If Ukraine aid is that important to the Biden side of the negotiating table, and the border is a trivial sideshow, premised only on punishing Joe Biden and making him look bad, it would make sense for the Bidenites to throw to Republicans whatever scraps they demand regarding the open border and the crisis it has brought in order to get that aid to Ukraine immediately.

But of course, it's not that important to Biden. He's not willing to shut the open border down to get the Ukraine aid through. He likes millions of potential voters crossing in to vote Democrat and he gets angry when Fox News cameras pan the thousands of illegal crossers flowing in. 

The open border and the ten million-plus illegal aliens who have flooded into the U.S. began on Joe Biden's watch, with one of his first decisions as president to abrogate the treaties signed by President Trump to keep illegal crossings to a minimum. 

That's Joe Biden's real priority, keeping that border open and bringing in millions and millions of unvetted indigent foreigners into the U.S. 

Ukraine aid is secondary, which is why Biden up until now has refused to budge on any Republican bargaining demands about the border. 

To Republicans, the demands make sense because sending billions to guard Ukraine's borders while our own borders are left unguarded is illogical to both them and their voters, as well as many Democrats at this point.

If Joe really cared about Ukraine, he'd give Congress whatever it wanted on the border and dusted his hands off. He certainly employed this tactic on Iran and Venezuela, giving these hellholes whatever they wanted in exchange for the deals he sought. They were very bad deals indeed, but Joe had wanted those deals and didn't care what he had to give away -- bad criminals let out of prison, pallets of cash in the billions, dropped sanctions, and more. 

The U.S. border, though, is different. Biden prizes his open border and is willing to hold up Ukraine aid to keep it the way it is.
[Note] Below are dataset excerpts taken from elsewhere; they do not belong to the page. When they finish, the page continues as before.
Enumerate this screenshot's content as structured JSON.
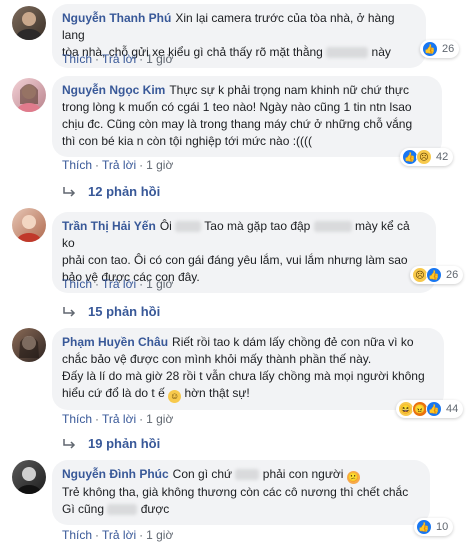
{
  "actions": {
    "like": "Thích",
    "reply": "Trả lời",
    "time": "1 giờ",
    "sep": "·"
  },
  "comments": [
    {
      "author": "Nguyễn Thanh Phú",
      "lines": [
        "Xin lại camera trước của tòa nhà, ở hàng lang",
        "tòa nhà, chỗ gửi xe kiểu gì chả thấy rõ mặt thằng",
        "này"
      ],
      "reaction_count": "26",
      "reactions": [
        "like"
      ]
    },
    {
      "author": "Nguyễn Ngọc Kim",
      "lines": [
        "Thực sự k phải trọng nam khinh nữ chứ thực",
        "trong lòng k muốn có cgái 1 teo nào! Ngày nào cũng 1 tin ntn lsao",
        "chịu đc. Cũng còn may là trong thang máy chứ ở những chỗ vắng",
        "thì con bé kia n còn tội nghiệp tới mức nào :(((("
      ],
      "reaction_count": "42",
      "reactions": [
        "like",
        "sad"
      ],
      "replies": "12 phản hồi"
    },
    {
      "author": "Trần Thị Hải Yến",
      "lines": [
        "Ôi",
        "Tao mà gặp tao đập",
        "mày kể cả ko",
        "phải con tao. Ôi có con gái đáng yêu lắm, vui lắm nhưng làm sao",
        "bảo vệ được các con đây."
      ],
      "reaction_count": "26",
      "reactions": [
        "sad",
        "like"
      ],
      "replies": "15 phản hồi"
    },
    {
      "author": "Phạm Huyền Châu",
      "lines": [
        "Riết rồi tao k dám lấy chồng đẻ con nữa vì ko",
        "chắc bảo vệ được con mình khỏi mấy thành phần thế này.",
        "Đấy là lí do mà giờ 28 rồi t vẫn chưa lấy chồng mà mọi người không",
        "hiểu cứ đổ là do t ế",
        "hờn thật sự!"
      ],
      "reaction_count": "44",
      "reactions": [
        "haha",
        "angry",
        "like"
      ],
      "replies": "19 phản hồi"
    },
    {
      "author": "Nguyễn Đình Phúc",
      "lines": [
        "Con gì chứ",
        "phải con người",
        "Trẻ không tha, già không thương còn các cô nương thì chết chắc",
        "Gì cũng",
        "được"
      ],
      "reaction_count": "10",
      "reactions": [
        "like"
      ]
    }
  ],
  "colors": {
    "link": "#385898",
    "bubble": "#f2f3f5",
    "like": "#1877f2"
  },
  "icons": {
    "like": "thumbs-up-icon",
    "sad": "sad-face-icon",
    "haha": "haha-face-icon",
    "angry": "angry-face-icon",
    "reply_arrow": "reply-arrow-icon",
    "emoji": "smile-emoji-icon"
  }
}
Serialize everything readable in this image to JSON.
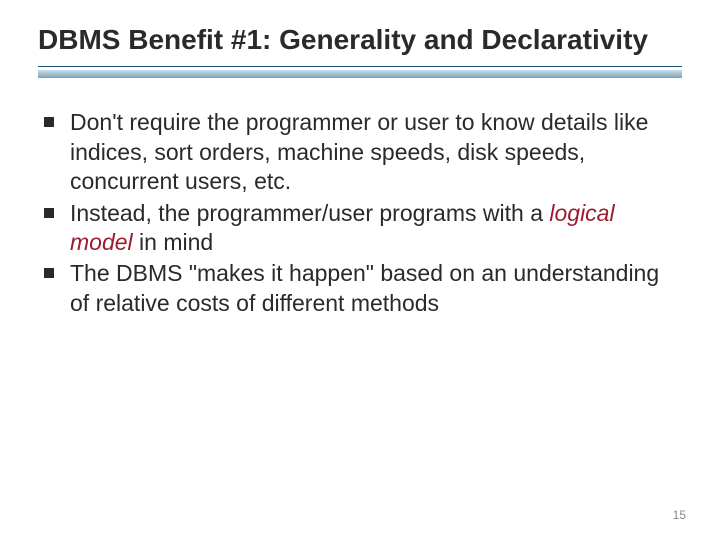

His only concern is Fox News cameras delivering bad publicity.

Applebaum shows even more obtuseness, or more likely, a penchant for lapping up Democrat talking points, in claiming that Biden wants to fix the border while Trump and his allies want him to fail.

That's ridiculous, because Trump isn't part of this -- this public anger about the open border spans party lines, race, and the city-country divide. That's not Trump, that's what lefties call "lived experience."

Biden doesn't have a solution to the border crisis, not one that will work, anyway. All he wants is to obtain more cash to speed up "processing" of illegal migrants into the country, as if that will stop the flow. Any sane observer of border matters knows very well that it will accomplish the opposite, drawing millions more migrants into the U.S., happy with the swift and speedy customer service. 

But all of that goes unaddressed, and frankly, un-understood, by Applebaum, who can't see beyond the Ukraine aid trough. What's under that trough is gamy stuff indeed and it won't buy Ukraine victory. Come up with a victory plan or a negotiating plan and address Americans' concerns about its own border, and that public attitude will change. Insulting the U.S. public only reminds the public why it opposes Ukraine aid.